If there are a very large number of brain differences that are unique to a disorder, and some of the differences do not seem to be directly related to the syndrome in question (such as significant differences in eye movements in schizophrenia), then I lean heavily towards the “disease” model for that syndrome. If not, then I lean towards the “normal variant” model.  But I am at least willing to admit that we can’t possibly know for sure given our current knowledge base.  Major Depression is somewhere near schizophrenia in this regard, whereas dysthymia is not.

The epigenetic issue leads us to my second question: is our behavior predetermined or do we have free will?  Of course, people who take the determinist position do not agree among themselves as to exactly what factors are making the determination.  “Determinism” when used by an psychoanalyst means determined by prior psychological events; when used by a radical behaviorist it means determined by prior external events like rewards and punishments.
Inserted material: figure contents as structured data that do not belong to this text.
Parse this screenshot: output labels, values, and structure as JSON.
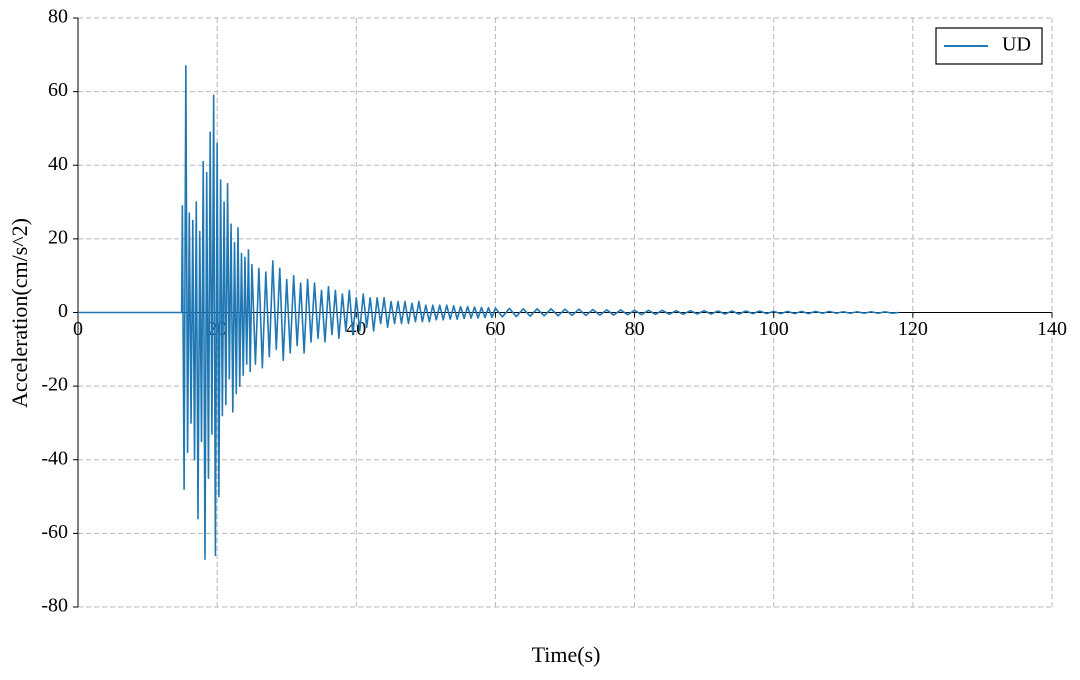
{
  "chart_data": {
    "type": "line",
    "xlabel": "Time(s)",
    "ylabel": "Acceleration(cm/s^2)",
    "x": [
      0,
      14.9,
      15,
      15.25,
      15.5,
      15.75,
      16,
      16.25,
      16.5,
      16.75,
      17,
      17.25,
      17.5,
      17.75,
      18,
      18.25,
      18.5,
      18.75,
      19,
      19.25,
      19.5,
      19.75,
      20,
      20.25,
      20.5,
      20.75,
      21,
      21.25,
      21.5,
      21.75,
      22,
      22.25,
      22.5,
      22.75,
      23,
      23.25,
      23.5,
      23.75,
      24,
      24.25,
      24.5,
      24.75,
      25,
      25.5,
      26,
      26.5,
      27,
      27.5,
      28,
      28.5,
      29,
      29.5,
      30,
      30.5,
      31,
      31.5,
      32,
      32.5,
      33,
      33.5,
      34,
      34.5,
      35,
      35.5,
      36,
      36.5,
      37,
      37.5,
      38,
      38.5,
      39,
      39.5,
      40,
      40.5,
      41,
      41.5,
      42,
      42.5,
      43,
      43.5,
      44,
      44.5,
      45,
      45.5,
      46,
      46.5,
      47,
      47.5,
      48,
      48.5,
      49,
      49.5,
      50,
      50.5,
      51,
      51.5,
      52,
      52.5,
      53,
      53.5,
      54,
      54.5,
      55,
      55.5,
      56,
      56.5,
      57,
      57.5,
      58,
      58.5,
      59,
      59.5,
      60,
      61,
      62,
      63,
      64,
      65,
      66,
      67,
      68,
      69,
      70,
      71,
      72,
      73,
      74,
      75,
      76,
      77,
      78,
      79,
      80,
      81,
      82,
      83,
      84,
      85,
      86,
      87,
      88,
      89,
      90,
      91,
      92,
      93,
      94,
      95,
      96,
      97,
      98,
      99,
      100,
      101,
      102,
      103,
      104,
      105,
      106,
      107,
      108,
      109,
      110,
      111,
      112,
      113,
      114,
      115,
      116,
      117,
      118
    ],
    "series": [
      {
        "name": "UD",
        "color": "#1f77b4",
        "values": [
          0,
          0,
          29,
          -48,
          67,
          -38,
          27,
          -30,
          25,
          -40,
          30,
          -56,
          22,
          -35,
          41,
          -67,
          38,
          -45,
          49,
          -33,
          59,
          -66,
          46,
          -50,
          36,
          -28,
          30,
          -25,
          35,
          -18,
          24,
          -27,
          19,
          -22,
          23,
          -20,
          16,
          -17,
          15,
          -14,
          17,
          -16,
          13,
          -14,
          12,
          -15,
          11,
          -12,
          14,
          -10,
          12,
          -13,
          9,
          -11,
          10,
          -9,
          8,
          -11,
          9,
          -8,
          8,
          -7,
          6,
          -8,
          7,
          -6,
          6,
          -7,
          5,
          -5,
          6,
          -6,
          4,
          -5,
          5,
          -4,
          4,
          -5,
          4,
          -3,
          4,
          -4,
          3,
          -3,
          3,
          -3,
          3,
          -3,
          2.5,
          -2.5,
          3,
          -2.5,
          2,
          -2.5,
          2,
          -2,
          2,
          -2,
          2,
          -1.8,
          1.8,
          -1.8,
          1.6,
          -1.6,
          1.6,
          -1.5,
          1.5,
          -1.5,
          1.4,
          -1.4,
          1.3,
          -1.3,
          1.2,
          -1.2,
          1.1,
          -1.1,
          1,
          -1,
          1,
          -0.9,
          1,
          -0.9,
          0.9,
          -0.8,
          0.9,
          -0.8,
          0.8,
          -0.7,
          0.7,
          -0.7,
          0.7,
          -0.6,
          0.6,
          -0.6,
          0.6,
          -0.5,
          0.6,
          -0.5,
          0.5,
          -0.5,
          0.5,
          -0.4,
          0.5,
          -0.4,
          0.4,
          -0.4,
          0.4,
          -0.4,
          0.4,
          -0.3,
          0.4,
          -0.3,
          0.3,
          -0.3,
          0.3,
          -0.3,
          0.3,
          -0.3,
          0.3,
          -0.2,
          0.3,
          -0.2,
          0.2,
          -0.2,
          0.2,
          -0.2,
          0.2,
          -0.2,
          0.2,
          -0.2,
          0
        ]
      }
    ],
    "xlim": [
      0,
      140
    ],
    "ylim": [
      -80,
      80
    ],
    "xticks": [
      0,
      20,
      40,
      60,
      80,
      100,
      120,
      140
    ],
    "yticks": [
      -80,
      -60,
      -40,
      -20,
      0,
      20,
      40,
      60,
      80
    ],
    "grid": true,
    "legend": "upper right"
  }
}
For family systems folk, it means determined by collective forces, and for biological psychiatrists, it means determined by genes.

That so-called doctors and scientists could each completely discount three out of four variables which clearly and undoubtedly affect human behavior is bizarre in and by itself. 
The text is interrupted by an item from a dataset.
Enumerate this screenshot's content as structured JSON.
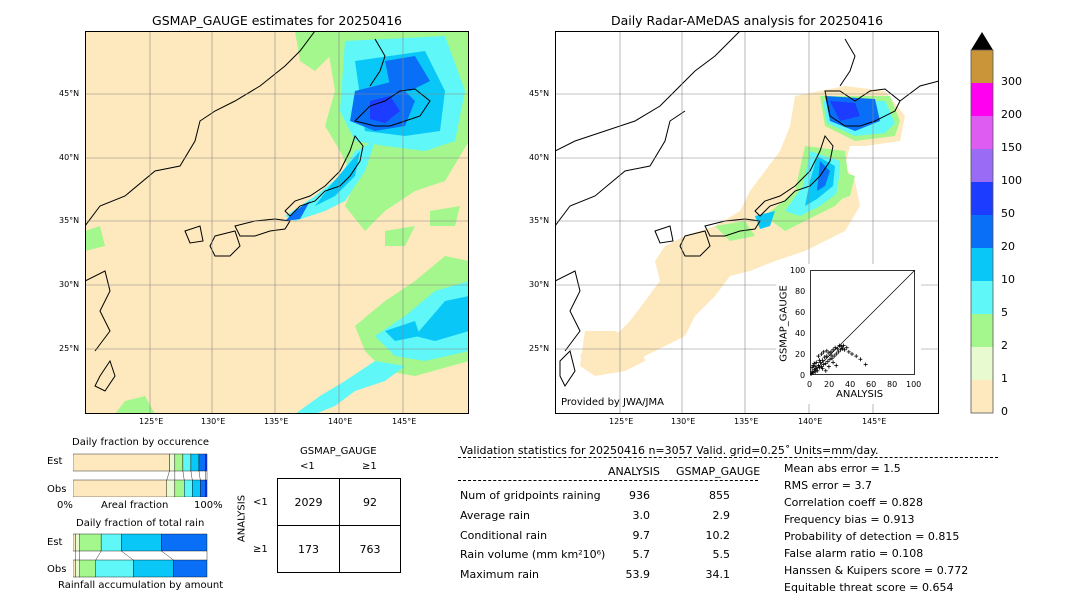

But do any of these determinism types actually live their lives in a way consistent with their professed belief that when we think we are freely and willfully making a choice as to how we are going to behave in a given environment, it is nothing but an illusion?    If so, then their belief in this proposition itself would have been predetermined by one or more of the four factors, and not by the actual scientific merits of their position!  They do not seem to be saying that, do they?

In fact, they live their lives weighing information and anticipating the future in order to make behavioral choices in order to meet their goals.  When they stop doing that, then we’ll talk.

Of course, this admittedly still leaves open the question of the existence of free will.  What do I think?

Well, I believe in free will, although there is no way to actually prove it one way or another.  The idea that may answer the question is actually provided by the radical Skinnerian behaviorists.  They start from the proposition that when a rat is learning to run a maze, if it is rewarded (operantly given positive reinforcement), then the probability that it will behave in the way that was reinforced increases.  (Of course, if food is used as a reinforcer the rat has to be hungry or else this does not work, but that’s a different issue).

In no case does the provision of positive reinforcement lead to a 100% chance that the rat will do anything.

In fact, when we look at all four factors described above, each one increases the oddsthat certain behavior will ensue.  We could express this probability mathematically as P = p + e + c + g, where P = the probability of a certain human behavior taking place at a given point in time, p = prior psychological experiences, e = external reinforcement by environmental factors, c = collective or social forces impinging on the person, and g = their genome.

I submit that when we add together all four of these factors, P will still not ever reach 100% - there is no certainty or absolute predictability.  If this is true, there would have to be a fifth factor.  Lets call this unknown factor f.w.